The blank-check company craze that’s taken Wall Street by storm is now spreading to Asia. A raft of funds and financiers in the region is leveraging their deal-sourcing capabilities and understanding of U.S. capital markets to jump on the bandwagon with special-purpose acquisition companies, or SPACs.
Among them are former Deutsche Bank AG and Lehman Brothers banker Joaquin Rodriguez Torres, who is now talking with more than a dozen companies in the region for his SPAC Poema Global Holdings LLC that just raised $345 million. Others diving into the action include LVMH-backed L Catterton’s Asia unit, Hong Kong tycoon Richard Li, Singapore-based health-care entrepreneur David Sin and former hedge fund manager George Raymond Zage.
“Asia is the next big treasure trove for SPAC candidates,” said Torres, co-founder of investment fund Princeville Capital. “Funds that have expertise in both companies operating in Asia and how U.S. capital markets work hold significant advantage.”
Known as blank-check companies, SPACs raise money from investors and then look to acquire another business, usually a private one. A record 248 SPACs debuted on U.S. exchanges in 2020, raising nearly $83 billion, and at least 93 have already begun trading this year.
With trillions of dollars in stimulus flooding into the global economy and investors betting on a sustained rally in capital markets this year, the flurry of SPACs that has listed is racing against time to identify targets they can acquire before their 24-month post-initial public offering expiration dates arrive.
“Based on their 24-month post-IPO expiration dates, these SPACs will need to acquire a target in 2021 or 2022, nearly equal to the total enterprise value of SPAC deal closures during the last decade,” Goldman Sachs Group Inc. strategists led by David Kostin wrote in a note Wednesday.
North America-based SPACs account for 85% of the global market, with Asia only 5%, according to data compiled by Bloomberg. While the U.K. and Canada also allow SPACs, the U.S. has become the largest venue for such entities. The old hands of Asian finance are trying to monetize their understanding of both the region’s companies — especially Chinese tech — and U.S. capital markets.
About 300 SPACs are under pressure to de-SPAC — merge with their target companies — this year according to law firm Morrison & Foerster, or face the danger of being disbanded, given the 24-month time limit.
“If 2020 was the year of the SPAC, 2021 is the year of the de-SPAC,” said Mitchell Presser, co-chair of Morrison & Foerster’s global corporate department. “A lot of these SPACs will be looking at Asia for de-SPACing opportunities.”

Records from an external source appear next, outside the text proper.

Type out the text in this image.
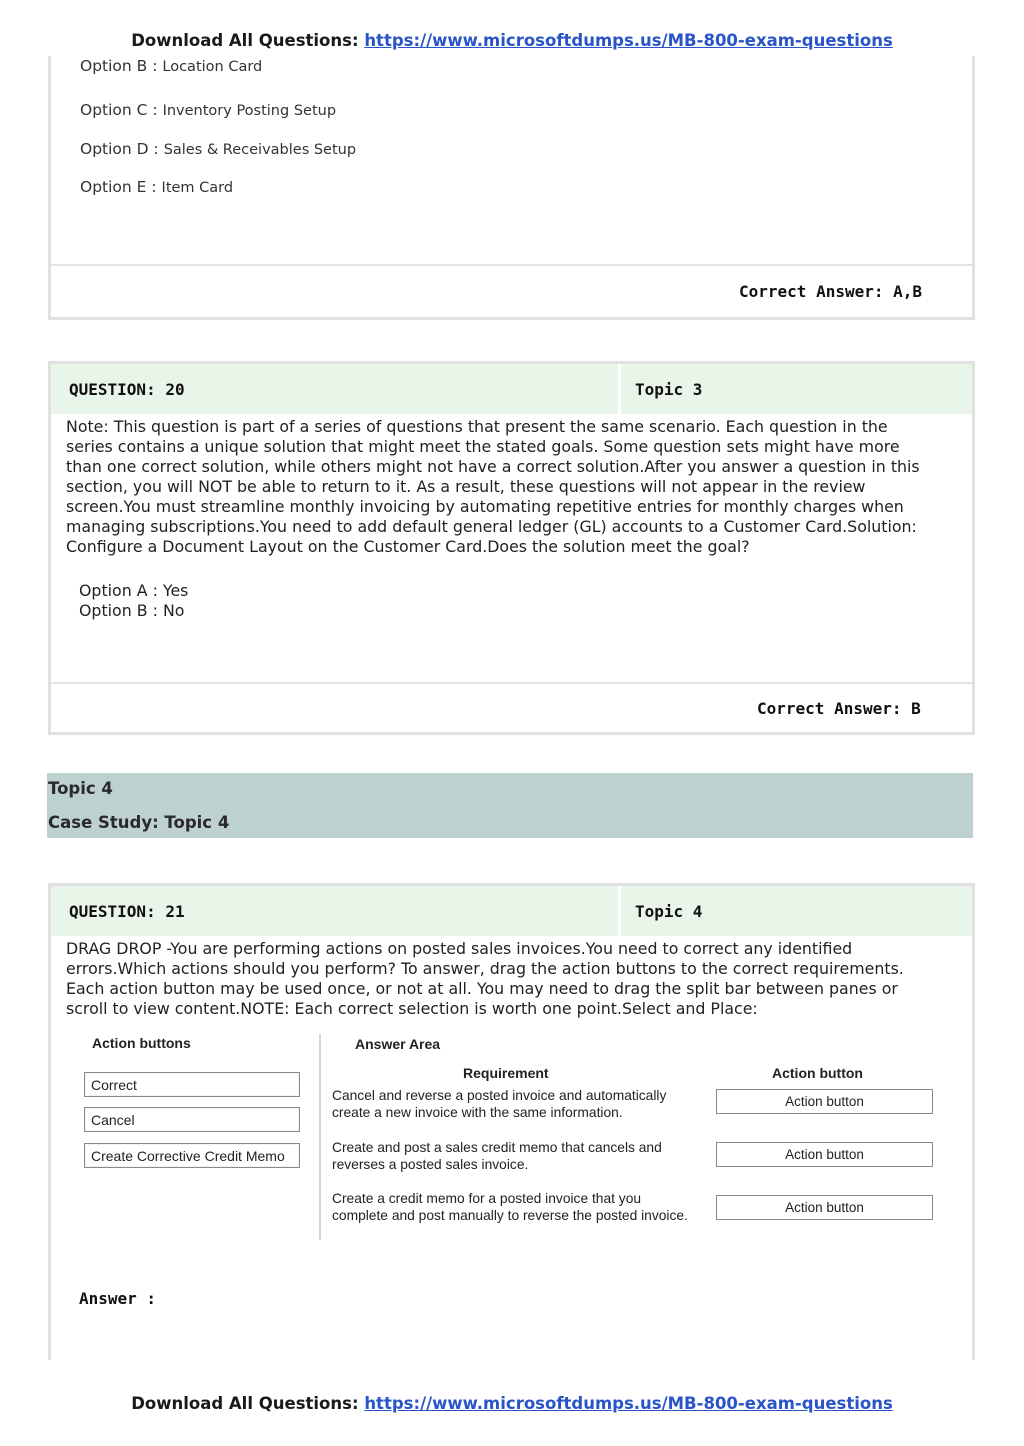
Download All Questions: https://www.microsoftdumps.us/MB-800-exam-questions
Option B : Location Card
Option C : Inventory Posting Setup
Option D : Sales & Receivables Setup
Option E : Item Card
Correct Answer: A,B
QUESTION: 20	Topic 3
Note: This question is part of a series of questions that present the same scenario. Each question in the series contains a unique solution that might meet the stated goals. Some question sets might have more than one correct solution, while others might not have a correct solution.After you answer a question in this section, you will NOT be able to return to it. As a result, these questions will not appear in the review screen.You must streamline monthly invoicing by automating repetitive entries for monthly charges when managing subscriptions.You need to add default general ledger (GL) accounts to a Customer Card.Solution: Configure a Document Layout on the Customer Card.Does the solution meet the goal?
Option A : Yes
Option B : No
Correct Answer: B
Topic 4
Case Study: Topic 4
QUESTION: 21	Topic 4
DRAG DROP -You are performing actions on posted sales invoices.You need to correct any identified errors.Which actions should you perform? To answer, drag the action buttons to the correct requirements. Each action button may be used once, or not at all. You may need to drag the split bar between panes or scroll to view content.NOTE: Each correct selection is worth one point.Select and Place:
Action buttons
Correct
Cancel
Create Corrective Credit Memo
Answer Area
Requirement	Action button
Cancel and reverse a posted invoice and automatically
create a new invoice with the same information.
Action button
Create and post a sales credit memo that cancels and
reverses a posted sales invoice.
Action button
Create a credit memo for a posted invoice that you
complete and post manually to reverse the posted invoice.
Action button
Answer :
Download All Questions: https://www.microsoftdumps.us/MB-800-exam-questions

But anyone looking for targets could run into a supply and demand issue. There aren’t that many quality potential companies to merge with compared with the amount of SPACs currently around, according to Sin, whose 2019 SPAC SC Health Corporation raised $150 million.

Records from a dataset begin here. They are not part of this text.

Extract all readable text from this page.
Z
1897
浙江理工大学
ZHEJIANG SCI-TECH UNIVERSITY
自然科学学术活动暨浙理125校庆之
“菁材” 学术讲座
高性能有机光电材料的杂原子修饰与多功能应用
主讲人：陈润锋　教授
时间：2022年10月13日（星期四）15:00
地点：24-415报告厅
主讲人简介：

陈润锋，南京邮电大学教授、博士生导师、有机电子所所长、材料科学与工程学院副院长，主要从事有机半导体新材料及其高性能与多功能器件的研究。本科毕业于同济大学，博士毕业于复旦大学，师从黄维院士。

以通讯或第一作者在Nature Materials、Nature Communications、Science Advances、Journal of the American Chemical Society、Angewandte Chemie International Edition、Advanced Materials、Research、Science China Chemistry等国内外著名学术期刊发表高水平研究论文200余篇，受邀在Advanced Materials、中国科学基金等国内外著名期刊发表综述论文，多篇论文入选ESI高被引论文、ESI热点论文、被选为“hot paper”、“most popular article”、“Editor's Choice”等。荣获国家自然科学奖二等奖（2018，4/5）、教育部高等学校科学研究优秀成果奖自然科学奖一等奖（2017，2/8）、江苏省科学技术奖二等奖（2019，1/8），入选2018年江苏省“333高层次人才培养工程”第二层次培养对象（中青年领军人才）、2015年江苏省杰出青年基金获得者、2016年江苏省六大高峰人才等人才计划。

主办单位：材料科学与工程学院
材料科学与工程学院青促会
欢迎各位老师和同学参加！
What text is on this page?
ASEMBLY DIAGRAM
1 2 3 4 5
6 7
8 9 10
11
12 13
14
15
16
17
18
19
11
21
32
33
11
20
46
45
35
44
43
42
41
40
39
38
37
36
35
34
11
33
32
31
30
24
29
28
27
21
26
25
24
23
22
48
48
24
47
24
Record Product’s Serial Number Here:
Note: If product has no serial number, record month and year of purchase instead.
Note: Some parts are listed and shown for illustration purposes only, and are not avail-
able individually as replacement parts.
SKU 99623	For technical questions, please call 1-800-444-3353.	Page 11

“Well-sought-after companies in Asia are so hot that they are holding ‘SPAC-offs,’ the equivalent of a bake-offs, and the sponsors have to line up to do beauty shows,” he said.
At the same time, interest from within the region is growing. Sin is seeing a spike this year in interest from Asia limited partners, including institutions, private equity funds, high-net-worth individuals and private banking money.
The industry is also rife with risks and investors including Sin and Liao Ming, a former Morgan Stanley banker say a wave of SPACs could become defunct as many struggle to find acquisition targets. The craze has spilled into the electric vehicle space, and many companies that have yet to launch commercial products have taken advantage of that.
“We’re going to see a lot of competition among sponsors fighting for companies in Asia,” said Beijing-based Liao, the founding partner of Prospect Avenue Capital, an investment fund overseeing $500 million of assets focusing on mostly tech deals in China. “To pull off a successful SPAC you need to have a famous sponsor but also great deal-sourcing ability.”